After shifting, he took Maya aside. “Are you sure she’s all right?”
“Yes. The fall did her in. She’s also upset about killing Manuel, but she’ll be fine, Connor.”
“Yeah, but can she travel like we need to do to get out of here?”
“She can. What about the men?” Maya asked, changing the subject.
“The hunters took them to the river and dumped them, and now the dead men are feeding the piranhas and a caiman or two. The hunters seem to be on our side for now, thinking I’m the local jaguar god.”
“Jaguar god.” Maya snorted. “If you’re a jaguar god, we’re jaguar goddesses.”
He chuckled. “They believe you’re part of my harem.”
She laughed at that but quickly turned to make sure she hadn’t disturbed Kat’s sleep. She whispered, “I’ll have to pick up my own cache of jaguar men.”
He was glad he knew Maya better than that. He could just imagine her clawing or biting a bunch of Texans and turning them. But she wasn’t that kind of woman.
That night, he had meant to sleep on the porch and make Maya stay in her own bed so that he would be their first line of defense if anyone had a notion to attack. When his sister wouldn’t cooperate, he cuddled with Kat in his bed so that Maya would remain in the hut with them, sleeping on her own cot.
He wanted to keep his “harem” close, in case they had any more trouble.
Chapter 17
Relieved that they had had no more difficulties during the night, they planned to leave early the next morning after they packed their backpacks and dressed for the long trek. Kat was quiet, subdued, and Connor wasn’t sure what was bothering her. Well, besides the fact that Maya had turned her into a jaguar-shifter, men had tried to take her hostage, she’d had to kill one of them, and they still faced the difficult task of getting her back to the States without any further difficulties.
“Anything wrong?” Connor asked for the third time that morning.
She shook her head, but he knew better. He still assumed her concerns had something to do with the man she had killed. The man she had thought highly of. But probably she was also worried about the trek ahead of them. Would she make it to the States before she had the urge to shift again?
Or maybe she was worried about another hostage-taking situation.
He ran his hand reassuringly over her arm. “We’ll be all right.” He meant it, although he wasn’t sure how much trouble they would get into before they truly were all right. But together, the three of them would make the best of their situation. “He would have taken you hostage, Kat. You had no choice.”

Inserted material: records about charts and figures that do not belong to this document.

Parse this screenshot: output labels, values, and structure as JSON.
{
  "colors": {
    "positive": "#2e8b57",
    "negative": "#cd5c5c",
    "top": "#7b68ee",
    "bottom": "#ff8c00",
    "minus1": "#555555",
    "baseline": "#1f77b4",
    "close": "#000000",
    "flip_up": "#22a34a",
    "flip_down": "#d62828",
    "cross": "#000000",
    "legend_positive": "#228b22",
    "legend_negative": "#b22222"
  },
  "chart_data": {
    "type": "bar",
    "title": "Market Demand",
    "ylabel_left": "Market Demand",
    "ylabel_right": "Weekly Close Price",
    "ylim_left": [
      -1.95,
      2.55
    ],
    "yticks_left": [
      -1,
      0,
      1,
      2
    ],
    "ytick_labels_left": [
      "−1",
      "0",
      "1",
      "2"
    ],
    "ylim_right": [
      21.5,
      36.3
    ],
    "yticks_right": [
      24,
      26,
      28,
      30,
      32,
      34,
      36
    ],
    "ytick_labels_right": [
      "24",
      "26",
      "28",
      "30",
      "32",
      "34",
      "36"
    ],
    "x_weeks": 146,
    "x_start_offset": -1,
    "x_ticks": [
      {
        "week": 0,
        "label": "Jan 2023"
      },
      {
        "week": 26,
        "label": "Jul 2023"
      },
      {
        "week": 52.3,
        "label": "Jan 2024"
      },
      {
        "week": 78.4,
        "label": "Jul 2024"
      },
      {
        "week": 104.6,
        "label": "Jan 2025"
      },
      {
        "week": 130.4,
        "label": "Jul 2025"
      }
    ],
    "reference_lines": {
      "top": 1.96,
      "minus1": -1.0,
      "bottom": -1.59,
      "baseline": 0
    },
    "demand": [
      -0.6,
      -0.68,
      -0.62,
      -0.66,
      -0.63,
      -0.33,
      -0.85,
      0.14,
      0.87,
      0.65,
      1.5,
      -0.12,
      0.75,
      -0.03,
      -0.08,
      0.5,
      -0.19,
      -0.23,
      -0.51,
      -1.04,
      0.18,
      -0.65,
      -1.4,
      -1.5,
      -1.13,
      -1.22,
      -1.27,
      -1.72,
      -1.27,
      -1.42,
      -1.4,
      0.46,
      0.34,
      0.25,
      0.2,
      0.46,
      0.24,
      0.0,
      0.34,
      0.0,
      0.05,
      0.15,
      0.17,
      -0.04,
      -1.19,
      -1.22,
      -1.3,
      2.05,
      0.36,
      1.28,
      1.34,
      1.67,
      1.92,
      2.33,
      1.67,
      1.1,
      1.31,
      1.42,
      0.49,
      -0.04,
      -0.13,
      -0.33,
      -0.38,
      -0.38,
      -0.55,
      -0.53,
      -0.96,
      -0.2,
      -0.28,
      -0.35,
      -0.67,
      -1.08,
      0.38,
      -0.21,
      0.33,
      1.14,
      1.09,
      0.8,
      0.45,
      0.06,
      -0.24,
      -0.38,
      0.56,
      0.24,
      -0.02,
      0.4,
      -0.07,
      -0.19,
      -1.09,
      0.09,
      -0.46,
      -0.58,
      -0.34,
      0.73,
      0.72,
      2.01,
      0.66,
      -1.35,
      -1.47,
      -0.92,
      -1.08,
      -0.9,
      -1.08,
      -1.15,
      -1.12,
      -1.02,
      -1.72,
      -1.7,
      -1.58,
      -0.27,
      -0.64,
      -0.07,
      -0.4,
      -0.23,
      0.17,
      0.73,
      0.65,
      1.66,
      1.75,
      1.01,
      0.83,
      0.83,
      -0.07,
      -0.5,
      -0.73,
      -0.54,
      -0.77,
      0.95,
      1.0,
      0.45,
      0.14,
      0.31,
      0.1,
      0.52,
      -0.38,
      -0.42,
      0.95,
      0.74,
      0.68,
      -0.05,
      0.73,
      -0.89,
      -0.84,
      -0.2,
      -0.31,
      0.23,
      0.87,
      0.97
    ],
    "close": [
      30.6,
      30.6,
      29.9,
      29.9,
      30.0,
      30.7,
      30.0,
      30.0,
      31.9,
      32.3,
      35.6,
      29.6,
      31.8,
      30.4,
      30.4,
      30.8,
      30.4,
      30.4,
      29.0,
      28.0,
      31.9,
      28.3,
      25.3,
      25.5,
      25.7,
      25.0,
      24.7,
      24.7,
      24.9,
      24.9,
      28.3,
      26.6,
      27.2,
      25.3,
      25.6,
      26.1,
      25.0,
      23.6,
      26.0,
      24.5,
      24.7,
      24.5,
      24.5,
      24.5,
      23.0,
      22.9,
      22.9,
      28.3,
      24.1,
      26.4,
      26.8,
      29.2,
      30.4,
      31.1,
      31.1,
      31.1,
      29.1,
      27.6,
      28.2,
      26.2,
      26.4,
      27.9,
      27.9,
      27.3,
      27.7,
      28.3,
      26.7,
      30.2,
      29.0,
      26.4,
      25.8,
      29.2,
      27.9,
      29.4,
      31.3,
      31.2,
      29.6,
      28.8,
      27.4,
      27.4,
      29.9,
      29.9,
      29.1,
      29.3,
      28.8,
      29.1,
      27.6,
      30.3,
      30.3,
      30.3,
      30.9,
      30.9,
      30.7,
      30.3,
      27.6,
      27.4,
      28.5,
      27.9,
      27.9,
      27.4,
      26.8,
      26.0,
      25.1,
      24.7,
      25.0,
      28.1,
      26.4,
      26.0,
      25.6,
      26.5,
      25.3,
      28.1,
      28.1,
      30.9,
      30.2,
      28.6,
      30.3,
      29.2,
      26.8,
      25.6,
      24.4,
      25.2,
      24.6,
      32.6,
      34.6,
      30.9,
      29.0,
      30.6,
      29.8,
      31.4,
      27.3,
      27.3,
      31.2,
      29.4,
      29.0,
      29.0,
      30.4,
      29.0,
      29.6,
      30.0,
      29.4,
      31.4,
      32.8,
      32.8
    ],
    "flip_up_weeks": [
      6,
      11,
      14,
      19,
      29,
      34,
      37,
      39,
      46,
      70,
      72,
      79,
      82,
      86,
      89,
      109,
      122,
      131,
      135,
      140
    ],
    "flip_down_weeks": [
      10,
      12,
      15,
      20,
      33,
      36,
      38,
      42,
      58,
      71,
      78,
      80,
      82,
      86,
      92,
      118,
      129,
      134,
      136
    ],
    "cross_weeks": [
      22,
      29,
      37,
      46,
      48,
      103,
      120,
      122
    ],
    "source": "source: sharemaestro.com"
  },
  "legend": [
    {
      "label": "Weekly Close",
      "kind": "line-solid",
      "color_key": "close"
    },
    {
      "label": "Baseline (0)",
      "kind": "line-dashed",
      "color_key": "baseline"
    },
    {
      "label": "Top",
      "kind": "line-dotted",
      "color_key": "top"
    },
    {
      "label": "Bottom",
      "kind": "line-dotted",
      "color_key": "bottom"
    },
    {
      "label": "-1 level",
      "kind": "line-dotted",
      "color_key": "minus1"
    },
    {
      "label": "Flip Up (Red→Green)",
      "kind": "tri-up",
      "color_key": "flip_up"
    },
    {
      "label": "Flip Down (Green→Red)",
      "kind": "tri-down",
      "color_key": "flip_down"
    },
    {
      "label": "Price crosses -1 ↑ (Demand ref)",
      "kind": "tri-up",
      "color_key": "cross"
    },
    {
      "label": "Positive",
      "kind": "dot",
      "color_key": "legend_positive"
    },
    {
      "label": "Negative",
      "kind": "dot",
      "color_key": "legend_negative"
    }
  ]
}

Maya had been quietly listening to them. He had hoped maybe she would speak to Kat and see what the problem was, but although they were both women, they weren’t alike. Not when Maya and he had been born shifters. He figured Maya didn’t know what to say to Kat to ease her mind, any more than he did.
“We’ll make it, Kat.” He pulled her into his embrace, but gently, worried she might still be a little sore from her fall the day before, although she had seemed fine when they made love last night.
She squeezed him hard and looked up at him with the determination to see this through. “I’m no longer sore. I won’t break.”
But she seemed fragile to him, despite her strong words.
“You’re just worried about what will happen.”
“What if I shift? I can just envision being the Incredible Hulk, tearing out of my clothes to change, but instead of bright green skin, I’d have gold fur with black spots and very big teeth.”
“And you’d be beautiful.”
She snorted.
“You would be. You were.”
She sighed. “But what if it happens?”
“If we’re in the jungle, no problem. We’ll hide our packs in the trees and join you up there to sleep a while until you shift back.”
“And if I do it at a border crossing?”
“You won’t. Think positively.” He wanted to tell her to think like a human, but he had no idea what had triggered the shift in her the first time around.